I have a weird deal with this principle...my life is a juxtaposition of feeling responsible for everything and trying desperately to have others show up in a meaningful way to alleviate some of my over responsibility...
It is hard. My feelings of over responsibility and my equal feeling that others do not really step up all that much in my life.
I know that this feeling is only loosely based on fact, I have a lot of people in my life who are responsible to me and for me, and honor their commitments. However, I would be lying if I didn’t admit that there is also a long, sad story I tell myself where I don’t really ever get the help I need or want. What I have learned is that both stories are true.
First my over responsibility...I have historically been completely willing to come over to your side of the street and take responsibility for things that are not mine. Alleviating you from any and all responsibility for stuff that is yours...I have allowed people to move in rent free, I have given money that I don’t have so that I could “help” you out, I have signed up for causes and commitments that I didn’t want and couldn’t handle because “someone had to do it”. (Hand to head right there). What my over responsibility really shows is how much I confused martyrdom and responsibility...here is the difference: martyrdom is taking responsibility for that which is not ours and then laying a big guilt trip on others so that we can finally be recognized for all our good works...So totally unattractive yet, I have been there oh so many times!

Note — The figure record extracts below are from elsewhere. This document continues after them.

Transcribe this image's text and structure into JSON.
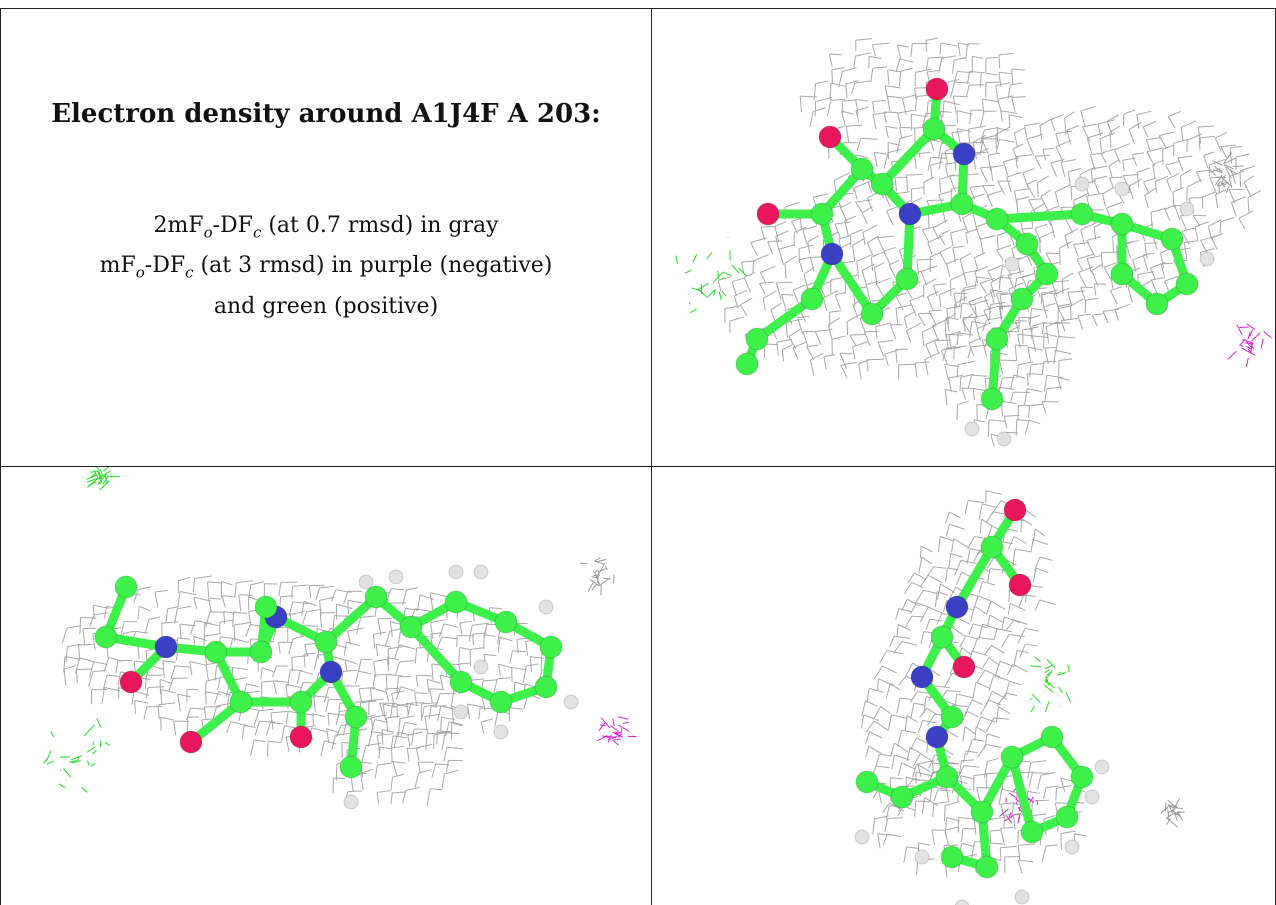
{
  "caption": {
    "title": "Electron density around A1J4F A 203:",
    "line1_a": "2mF",
    "line1_sub1": "o",
    "line1_b": "-DF",
    "line1_sub2": "c",
    "line1_c": " (at 0.7 rmsd) in gray",
    "line2_a": "mF",
    "line2_sub1": "o",
    "line2_b": "-DF",
    "line2_sub2": "c",
    "line2_c": " (at 3 rmsd) in purple (negative)",
    "line3": "and green (positive)"
  },
  "colors": {
    "mesh_gray": "#9a9a9a",
    "carbon_green": "#3df04a",
    "nitrogen_blue": "#3b3fc4",
    "oxygen_red": "#e8175d",
    "hydrogen_white": "#e2e2e2",
    "positive_green": "#22dd22",
    "negative_purple": "#dd22dd"
  },
  "panels": [
    {
      "view": "top-right"
    },
    {
      "view": "bottom-left"
    },
    {
      "view": "bottom-right"
    }
  ]
}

Responsibility really, for me, is owning my 100%. And leaving you yours, right there and not picking it up or getting lured onto your side of the street in some sort of misguided attempt to “help”. Let’s be clear - most, if not all of my helping, is really just me trying to control you, the outcome and the situation...rarely do I want to help you in the manner you need or want. And so much more often I am only willing to help in the manner that I determine would be helpful...
These are some harsh truths right now, on a Friday no less!
What I can see is that I have so confused responsibility with control. They are not the same. There are lots of things that I am responsible for: doing my job, parenting my children, taking care of myself, paying my bills, honoring my commitments, not taking on more than I can handle, my attitude. These things I am responsible for...and I have little control over any of it...Yet I have tried, somewhat successfully, to control it all. Oh, most of the people involved didn’t like me much in the process, but we did get the shit done. Well, you likely got your shit done and I got to feel like I was helpful but really what I was doing was becoming overly involved in your life so that I could ignore or escape some aspect of my own that I found hard, uninteresting or lacking the appropriate amount of luster to hold my own attention.
In the end, I am responsible to me, for me and about me. All things Erin fall into my sphere of influence. And I live the best and most purposeful life when I stay in my own orbit and let you stay in yours. This doesn’t mean that I don’t connect with you or help you out, but I allow you to tell me what you need instead of me thinking that I know what is best for you.
I have to be my own business and get the hell out of yours. I am not responsible for you or anyone else, even my children. They are not babies anymore, they are teens and the best and most loving thing I can do today is to allow them to figure out as much shit as they can about who they are and what they are. I am really here to keep the lights on, food on the table and them from burning the place down...they don’t really want my help and REALLY don’t want my control. They want me to take care of the things that are mine and support their efforts to do the same. And they are teens, so they would really, really like it if I allowed them to make their shit my responsibility. But we all know how that works out...
I have to be 100% responsible for my 50% as my friend Paul says...in all that I do. I can get over into your 50% but we all know that is the quickest way to beget resentment.
I have learned over the last 20 years to be leery of people who invite, and sometimes in fact beg me onto their 100% plot, I have come to see this more as invitation for both of us to become instantly and forever miserable...because I know for sure, that the only work I can do is my own. And as much as I would love to believe that your work could be made easier or better with my assistance, I know from my own life that is simply untrue.
I have to remain constantly vigilant to walk the very delicate line between self care and selfishness while also tightrope walking the slackline of my own life. I can do it for you, but I rob you of the lessons you are meant to learn. And I rob myself of the time and energy to attend to my own life...and learn my own lessons.
And there for me is the big reveal, I take responsibility for you and your stuff so that I don’t have to look at my own. Yours is easier, more solvable and better from my view. Yours I can really get in there and effectuate some real change! But that is just folly...I can’t. All I can really do is get in there and muck it all up...preventing both of us for really growing and owning that which is ours to deal with...
I am responsible for this and this alone: my life. My efforts, my use of will, my attitude and how I show up, if I show up. That is all. I have to own the skin I am in and recognize that this is all I am given for raw material. I can leave the cutting board of my own life and become distracted in your designs and schemes but really, no matter what I do, I will always and forever just be shirking off my own responsibility so that I can muck about in yours which results in both of us being robbed of amazing opportunities for growth, change and a feeling of contentment.
Responsibility is tricky because there are lots of opinions to the contrary about exactly what and for whom I am responsible...today, I know that you all get to think whatever you want about whatever you want, which would include a less than stellar opinion of me. However none of that changes my only real responsibility in this life: to do the work to find out who I am and then do the next indicated work to improve on what I find while honoring the good that exists. Be me, and allow you to be you, that is all.